BACKGROUND & AIMS: :Oral cancer is a neoplasm with some known causes. Proliferation genes are significant among its few pathogenetic and prognostic factors. Calcyclin is a cell-cycle-related gene, the function of which is still unclear. Its expression and that of Haras and histone-H3 have been investigated in an assessment of their pathogenetic role in squamous cell carcinoma. RNA extracted from the pathological and normal mucosa of patients with squamous cell carcinoma (SCC) and benign lesions was reverse transcribed and amplified by the polymerase chain reaction (PCR). The expression of all three genes in the pathological mucosa was enhanced in SCC only.
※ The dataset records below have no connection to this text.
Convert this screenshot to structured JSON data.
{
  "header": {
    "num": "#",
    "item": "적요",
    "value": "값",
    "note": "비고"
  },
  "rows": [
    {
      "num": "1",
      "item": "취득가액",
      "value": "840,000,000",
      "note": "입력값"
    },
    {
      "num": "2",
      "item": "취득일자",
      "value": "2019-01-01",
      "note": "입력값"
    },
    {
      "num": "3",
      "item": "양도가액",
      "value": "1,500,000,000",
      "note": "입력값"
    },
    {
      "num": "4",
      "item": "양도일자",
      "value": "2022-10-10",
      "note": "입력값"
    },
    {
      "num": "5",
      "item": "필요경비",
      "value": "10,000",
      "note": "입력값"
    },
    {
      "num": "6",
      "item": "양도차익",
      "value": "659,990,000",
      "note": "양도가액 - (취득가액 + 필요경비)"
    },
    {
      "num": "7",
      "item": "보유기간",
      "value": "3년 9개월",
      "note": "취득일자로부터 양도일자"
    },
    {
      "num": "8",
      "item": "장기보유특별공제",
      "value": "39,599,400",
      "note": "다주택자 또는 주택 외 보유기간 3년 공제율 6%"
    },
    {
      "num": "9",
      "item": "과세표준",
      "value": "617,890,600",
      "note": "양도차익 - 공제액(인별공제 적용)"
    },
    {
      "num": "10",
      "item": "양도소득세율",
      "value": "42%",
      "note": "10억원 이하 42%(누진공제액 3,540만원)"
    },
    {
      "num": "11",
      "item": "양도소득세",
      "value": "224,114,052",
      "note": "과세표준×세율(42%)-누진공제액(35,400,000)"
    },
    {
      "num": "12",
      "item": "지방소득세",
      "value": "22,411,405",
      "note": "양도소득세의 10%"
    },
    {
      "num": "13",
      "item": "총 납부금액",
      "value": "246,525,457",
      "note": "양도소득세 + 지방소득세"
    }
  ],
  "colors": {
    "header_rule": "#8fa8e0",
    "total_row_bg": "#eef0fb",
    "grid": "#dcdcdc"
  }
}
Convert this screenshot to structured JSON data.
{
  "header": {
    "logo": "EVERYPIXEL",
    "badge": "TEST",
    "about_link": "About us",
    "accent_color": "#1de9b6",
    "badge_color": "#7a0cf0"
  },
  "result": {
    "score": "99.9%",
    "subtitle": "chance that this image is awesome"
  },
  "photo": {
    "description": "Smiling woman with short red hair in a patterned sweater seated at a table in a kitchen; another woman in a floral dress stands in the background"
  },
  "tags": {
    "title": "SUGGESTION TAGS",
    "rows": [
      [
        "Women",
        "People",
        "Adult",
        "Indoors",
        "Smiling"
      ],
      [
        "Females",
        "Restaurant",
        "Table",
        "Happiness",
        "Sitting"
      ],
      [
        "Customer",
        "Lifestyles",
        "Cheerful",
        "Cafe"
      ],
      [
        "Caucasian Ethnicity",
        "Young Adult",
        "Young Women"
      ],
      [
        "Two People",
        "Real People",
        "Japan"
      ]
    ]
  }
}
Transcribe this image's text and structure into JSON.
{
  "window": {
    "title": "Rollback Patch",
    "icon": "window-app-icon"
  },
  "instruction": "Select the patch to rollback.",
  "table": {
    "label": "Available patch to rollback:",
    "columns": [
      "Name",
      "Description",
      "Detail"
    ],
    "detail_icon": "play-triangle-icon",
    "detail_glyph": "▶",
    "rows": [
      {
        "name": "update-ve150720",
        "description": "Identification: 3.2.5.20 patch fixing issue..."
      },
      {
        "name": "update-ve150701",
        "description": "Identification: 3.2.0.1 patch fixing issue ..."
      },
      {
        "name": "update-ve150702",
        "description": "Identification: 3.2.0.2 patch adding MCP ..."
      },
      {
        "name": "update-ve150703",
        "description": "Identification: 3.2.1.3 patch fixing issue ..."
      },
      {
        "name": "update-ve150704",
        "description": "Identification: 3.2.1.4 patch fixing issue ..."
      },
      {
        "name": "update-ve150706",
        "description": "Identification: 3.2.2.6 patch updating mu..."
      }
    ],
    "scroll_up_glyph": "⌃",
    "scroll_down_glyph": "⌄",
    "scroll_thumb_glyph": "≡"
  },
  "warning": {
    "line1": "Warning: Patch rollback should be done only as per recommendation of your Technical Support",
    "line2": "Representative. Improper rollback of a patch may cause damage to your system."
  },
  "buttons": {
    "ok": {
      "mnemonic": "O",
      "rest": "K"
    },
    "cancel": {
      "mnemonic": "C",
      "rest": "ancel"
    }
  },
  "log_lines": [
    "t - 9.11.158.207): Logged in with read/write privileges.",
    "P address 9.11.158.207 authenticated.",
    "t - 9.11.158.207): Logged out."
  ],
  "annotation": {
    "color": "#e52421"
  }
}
This suggests that they may be involved in its pathogenesis and provides another parameter for the differentiation of malignant and benign lesions.

背景与目标： ：口腔癌是一种具有某些已知原因的肿瘤。增生基因在其少数致病和预后因素中很重要。钙环蛋白是与细胞周期相关的基因，其功能尚不清楚。为了评估它们在鳞状细胞癌中的致病作用，已经研究了它的表达以及Haras和组蛋白H3的表达。从鳞状细胞癌（SCC）和良性病变的病理和正常粘膜中提取的RNA通过聚合酶链反应（PCR）进行逆转录和扩增。仅在SCC中，病理黏膜中所有三个基因的表达均得到增强。这表明它们可能参与其发病机理，并为区分恶性和良性病变提供了另一个参数。